Leia atentamente a seção de fatores de risco, que detalha os principais perigos associados ao fundo, incluindo risco de crédito, concentração, liquidez, flutuação de cotas, inadimplência e ausência de garantias.
A gestora Valora divulga mensalmente relatórios detalhados com a foto da carteira, alocação por tipo de ativo, estratégia (renda vs valor), segmento, indexador, principais posições, movimentações do mês, distribuição de dividendos, casos de inadimplência, comentários do gestor sobre cenário e perspectivas.
Use essas visões como complemento crítico, não como substituto da leitura de fontes primárias, e sempre cruze informações de múltiplas fontes para evitar viés.
Antes de qualquer decisão, reflita se um fundo multi-estratégia com gestão ativa, risco de crédito relevante, presença de ativos ilíquidos, volatilidade de dividendos é compatível com seu horizonte de investimento e tolerância a risco.

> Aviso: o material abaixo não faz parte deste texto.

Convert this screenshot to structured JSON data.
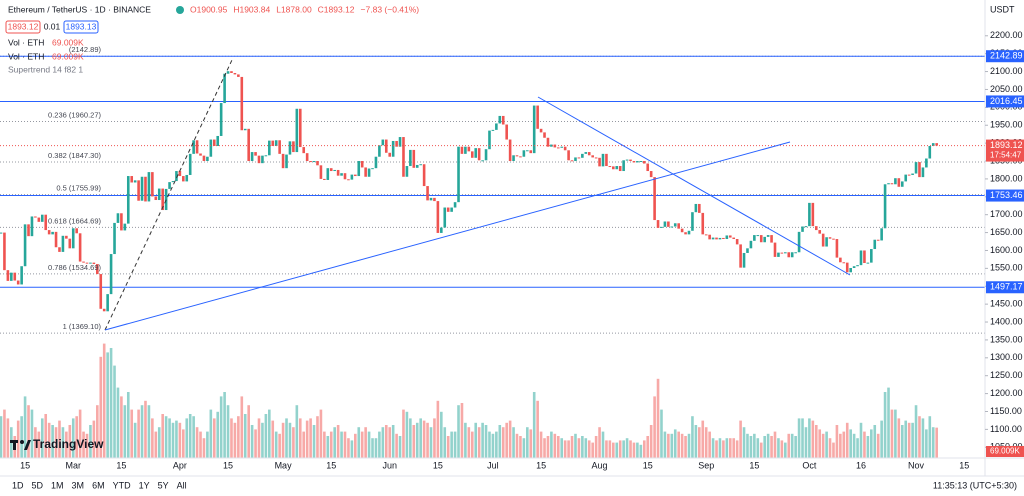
{
  "header": {
    "symbol": "Ethereum / TetherUS · 1D · BINANCE",
    "ohlc": [
      "O1900.95",
      "H1903.84",
      "L1878.00",
      "C1893.12",
      "−7.83 (−0.41%)"
    ],
    "bid": "1893.12",
    "spread": "0.01",
    "ask": "1893.13",
    "indicators": [
      "Vol · ETH",
      "Vol · ETH",
      "Supertrend 14 f82 1"
    ],
    "indicator_values": [
      "69.009K",
      "69.009K"
    ]
  },
  "chart_data": {
    "type": "candlestick",
    "currency": "USDT",
    "categories": [
      null,
      null,
      null,
      null,
      null,
      null,
      null,
      "15",
      null,
      null,
      null,
      null,
      null,
      null,
      null,
      null,
      null,
      null,
      null,
      null,
      null,
      "Mar",
      null,
      null,
      null,
      null,
      null,
      null,
      null,
      null,
      null,
      null,
      null,
      null,
      null,
      "15",
      null,
      null,
      null,
      null,
      null,
      null,
      null,
      null,
      null,
      null,
      null,
      null,
      null,
      null,
      null,
      null,
      "Apr",
      null,
      null,
      null,
      null,
      null,
      null,
      null,
      null,
      null,
      null,
      null,
      null,
      null,
      "15",
      null,
      null,
      null,
      null,
      null,
      null,
      null,
      null,
      null,
      null,
      null,
      null,
      null,
      null,
      null,
      "May",
      null,
      null,
      null,
      null,
      null,
      null,
      null,
      null,
      null,
      null,
      null,
      null,
      null,
      "15",
      null,
      null,
      null,
      null,
      null,
      null,
      null,
      null,
      null,
      null,
      null,
      null,
      null,
      null,
      null,
      null,
      "Jun",
      null,
      null,
      null,
      null,
      null,
      null,
      null,
      null,
      null,
      null,
      null,
      null,
      null,
      "15",
      null,
      null,
      null,
      null,
      null,
      null,
      null,
      null,
      null,
      null,
      null,
      null,
      null,
      null,
      null,
      "Jul",
      null,
      null,
      null,
      null,
      null,
      null,
      null,
      null,
      null,
      null,
      null,
      null,
      null,
      "15",
      null,
      null,
      null,
      null,
      null,
      null,
      null,
      null,
      null,
      null,
      null,
      null,
      null,
      null,
      null,
      null,
      "Aug",
      null,
      null,
      null,
      null,
      null,
      null,
      null,
      null,
      null,
      null,
      null,
      null,
      null,
      "15",
      null,
      null,
      null,
      null,
      null,
      null,
      null,
      null,
      null,
      null,
      null,
      null,
      null,
      null,
      null,
      null,
      "Sep",
      null,
      null,
      null,
      null,
      null,
      null,
      null,
      null,
      null,
      null,
      null,
      null,
      null,
      "15",
      null,
      null,
      null,
      null,
      null,
      null,
      null,
      null,
      null,
      null,
      null,
      null,
      null,
      null,
      null,
      "Oct",
      null,
      null,
      null,
      null,
      null,
      null,
      null,
      null,
      null,
      null,
      null,
      null,
      null,
      null,
      "16",
      null,
      null,
      null,
      null,
      null,
      null,
      null,
      null,
      null,
      null,
      null,
      null,
      null,
      null,
      null,
      "Nov",
      null,
      null,
      null,
      null,
      null,
      null,
      null,
      null,
      null,
      null,
      null,
      null,
      null,
      "15"
    ],
    "values": [
      1650,
      1545,
      1515,
      1538,
      1516,
      1505,
      1556,
      1673,
      1640,
      1695,
      1692,
      1680,
      1700,
      1657,
      1645,
      1652,
      1609,
      1596,
      1641,
      1633,
      1606,
      1662,
      1648,
      1569,
      1566,
      1564,
      1566,
      1562,
      1534,
      1437,
      1430,
      1478,
      1590,
      1677,
      1704,
      1656,
      1675,
      1808,
      1790,
      1796,
      1739,
      1806,
      1737,
      1819,
      1751,
      1741,
      1773,
      1713,
      1772,
      1791,
      1794,
      1822,
      1808,
      1793,
      1811,
      1870,
      1908,
      1871,
      1865,
      1850,
      1862,
      1910,
      1892,
      1920,
      2012,
      2094,
      2101,
      2096,
      2092,
      2085,
      1936,
      1940,
      1850,
      1875,
      1865,
      1844,
      1865,
      1866,
      1907,
      1892,
      1908,
      1870,
      1830,
      1868,
      1905,
      1875,
      1996,
      1889,
      1872,
      1850,
      1847,
      1850,
      1838,
      1800,
      1797,
      1830,
      1822,
      1825,
      1809,
      1816,
      1799,
      1798,
      1812,
      1808,
      1850,
      1832,
      1806,
      1829,
      1830,
      1862,
      1894,
      1910,
      1873,
      1862,
      1906,
      1890,
      1917,
      1806,
      1836,
      1881,
      1831,
      1839,
      1841,
      1780,
      1740,
      1747,
      1738,
      1649,
      1664,
      1720,
      1708,
      1720,
      1735,
      1890,
      1870,
      1890,
      1877,
      1859,
      1886,
      1852,
      1852,
      1883,
      1935,
      1937,
      1955,
      1976,
      1952,
      1910,
      1850,
      1866,
      1863,
      1862,
      1880,
      1880,
      1872,
      2005,
      1940,
      1930,
      1915,
      1890,
      1896,
      1888,
      1887,
      1890,
      1880,
      1852,
      1850,
      1860,
      1859,
      1870,
      1875,
      1866,
      1860,
      1859,
      1835,
      1870,
      1836,
      1835,
      1827,
      1836,
      1822,
      1852,
      1854,
      1850,
      1846,
      1850,
      1850,
      1843,
      1822,
      1805,
      1685,
      1663,
      1666,
      1681,
      1666,
      1667,
      1676,
      1661,
      1651,
      1645,
      1655,
      1707,
      1730,
      1705,
      1645,
      1644,
      1631,
      1636,
      1631,
      1635,
      1632,
      1642,
      1636,
      1632,
      1617,
      1552,
      1593,
      1606,
      1627,
      1643,
      1643,
      1623,
      1638,
      1643,
      1622,
      1582,
      1594,
      1592,
      1595,
      1581,
      1595,
      1595,
      1652,
      1667,
      1668,
      1733,
      1668,
      1657,
      1647,
      1611,
      1637,
      1633,
      1632,
      1580,
      1567,
      1566,
      1539,
      1551,
      1556,
      1559,
      1600,
      1565,
      1566,
      1604,
      1630,
      1628,
      1662,
      1785,
      1788,
      1785,
      1802,
      1778,
      1793,
      1812,
      1811,
      1815,
      1847,
      1805,
      1832,
      1857,
      1892,
      1900,
      1893,
      null,
      null,
      null,
      null,
      null,
      null,
      null,
      null
    ],
    "volume": [
      95,
      110,
      90,
      70,
      50,
      85,
      95,
      140,
      120,
      110,
      70,
      60,
      90,
      100,
      80,
      75,
      70,
      85,
      70,
      60,
      75,
      90,
      95,
      110,
      60,
      55,
      75,
      85,
      120,
      230,
      260,
      240,
      250,
      210,
      160,
      140,
      120,
      150,
      110,
      80,
      110,
      120,
      130,
      120,
      90,
      60,
      70,
      100,
      95,
      90,
      80,
      85,
      80,
      65,
      90,
      100,
      95,
      70,
      60,
      45,
      60,
      110,
      90,
      105,
      140,
      150,
      120,
      90,
      80,
      95,
      140,
      100,
      120,
      75,
      65,
      90,
      80,
      100,
      110,
      85,
      60,
      55,
      80,
      90,
      80,
      70,
      120,
      90,
      60,
      85,
      90,
      75,
      95,
      110,
      60,
      50,
      60,
      70,
      75,
      60,
      60,
      45,
      40,
      55,
      70,
      60,
      70,
      60,
      45,
      45,
      60,
      70,
      75,
      70,
      75,
      55,
      50,
      110,
      105,
      90,
      75,
      80,
      90,
      85,
      80,
      70,
      90,
      130,
      105,
      70,
      50,
      60,
      60,
      120,
      125,
      80,
      70,
      60,
      80,
      70,
      80,
      75,
      60,
      55,
      60,
      75,
      70,
      80,
      85,
      70,
      55,
      50,
      45,
      70,
      65,
      150,
      130,
      60,
      45,
      50,
      60,
      55,
      50,
      45,
      40,
      40,
      50,
      55,
      45,
      50,
      45,
      40,
      35,
      50,
      70,
      60,
      40,
      40,
      35,
      35,
      40,
      40,
      45,
      40,
      35,
      35,
      30,
      40,
      50,
      75,
      140,
      180,
      110,
      60,
      55,
      55,
      65,
      60,
      55,
      50,
      55,
      95,
      75,
      70,
      85,
      70,
      60,
      45,
      40,
      45,
      40,
      45,
      45,
      45,
      40,
      85,
      70,
      55,
      50,
      55,
      45,
      35,
      50,
      55,
      50,
      60,
      45,
      40,
      35,
      55,
      55,
      50,
      90,
      90,
      70,
      90,
      85,
      75,
      65,
      55,
      60,
      45,
      35,
      75,
      55,
      60,
      80,
      65,
      55,
      45,
      80,
      60,
      50,
      65,
      75,
      55,
      85,
      150,
      160,
      110,
      110,
      90,
      75,
      85,
      80,
      80,
      120,
      95,
      90,
      65,
      95,
      70,
      69.009,
      null,
      null,
      null,
      null,
      null,
      null,
      null,
      null
    ],
    "volume_label": "69.009K",
    "ylim": [
      1020,
      2300
    ],
    "yticks": [
      {
        "value": 2200,
        "label": "2200.00"
      },
      {
        "value": 2150,
        "label": "2150.00"
      },
      {
        "value": 2100,
        "label": "2100.00"
      },
      {
        "value": 2050,
        "label": "2050.00"
      },
      {
        "value": 2000,
        "label": "2000.00"
      },
      {
        "value": 1950,
        "label": "1950.00"
      },
      {
        "value": 1900,
        "label": "1900.00"
      },
      {
        "value": 1850,
        "label": "1850.00"
      },
      {
        "value": 1800,
        "label": "1800.00"
      },
      {
        "value": 1750,
        "label": "1750.00"
      },
      {
        "value": 1700,
        "label": "1700.00"
      },
      {
        "value": 1650,
        "label": "1650.00"
      },
      {
        "value": 1600,
        "label": "1600.00"
      },
      {
        "value": 1550,
        "label": "1550.00"
      },
      {
        "value": 1500,
        "label": "1500.00"
      },
      {
        "value": 1450,
        "label": "1450.00"
      },
      {
        "value": 1400,
        "label": "1400.00"
      },
      {
        "value": 1350,
        "label": "1350.00"
      },
      {
        "value": 1300,
        "label": "1300.00"
      },
      {
        "value": 1250,
        "label": "1250.00"
      },
      {
        "value": 1200,
        "label": "1200.00"
      },
      {
        "value": 1150,
        "label": "1150.00"
      },
      {
        "value": 1100,
        "label": "1100.00"
      },
      {
        "value": 1050,
        "label": "1050.00"
      }
    ],
    "levels": [
      2142.89,
      2016.45,
      1753.46,
      1497.17
    ],
    "fib": [
      {
        "value": 2142.89,
        "label": "(2142.89)"
      },
      {
        "value": 1960.27,
        "label": "0.236 (1960.27)"
      },
      {
        "value": 1847.3,
        "label": "0.382 (1847.30)"
      },
      {
        "value": 1755.99,
        "label": "0.5 (1755.99)"
      },
      {
        "value": 1664.69,
        "label": "0.618 (1664.69)"
      },
      {
        "value": 1534.69,
        "label": "0.786 (1534.69)"
      },
      {
        "value": 1369.1,
        "label": "1 (1369.10)"
      }
    ],
    "last_price": 1893.12,
    "countdown": "17:54:47",
    "up_color": "#26a69a",
    "down_color": "#ef5350",
    "level_color": "#2962ff"
  },
  "footer": {
    "ranges": [
      "1D",
      "5D",
      "1M",
      "3M",
      "6M",
      "YTD",
      "1Y",
      "5Y",
      "All"
    ],
    "clock": "11:35:13 (UTC+5:30)",
    "brand": "TradingView"
  }
}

Lembre-se de que não há garantia de rentabilidade, de valor mínimo de distribuição nem de preservação de capital, e que fundos de papel com foco em CRIs dependem integralmente da performance de crédito dos devedores subjacentes.
Portanto, seguindo esse roteiro, o investidor evolui de uma visão superficial baseada apenas em dividend yield divulgado para uma análise estruturada.
Disclaimer
O autor é certificado pela ANBIMA como Especialista de Investimentos (CEA / C-PRO R).
Este conteúdo tem caráter exclusivamente educacional e informativo, não constituindo oferta, recomendação de compra ou venda de valores mobiliários, nem prestação de consultoria de investimentos.
As análises e opiniões refletem interpretações pessoais com base em informações públicas disponíveis no momento da publicação e estão sujeitas a mudanças.
O autor pode manter posição nos ativos citados e/ou ter relações comerciais (ex.: afiliados/patrocínios); quando houver, isso será indicado no próprio conteúdo.
Investimentos em fundos imobiliários envolvem riscos e podem não ser adequados a todos os perfis.
Antes de investir, avalie seus objetivos, situação financeira e perfil de risco, e, se necessário, procure um profissional devidamente habilitado.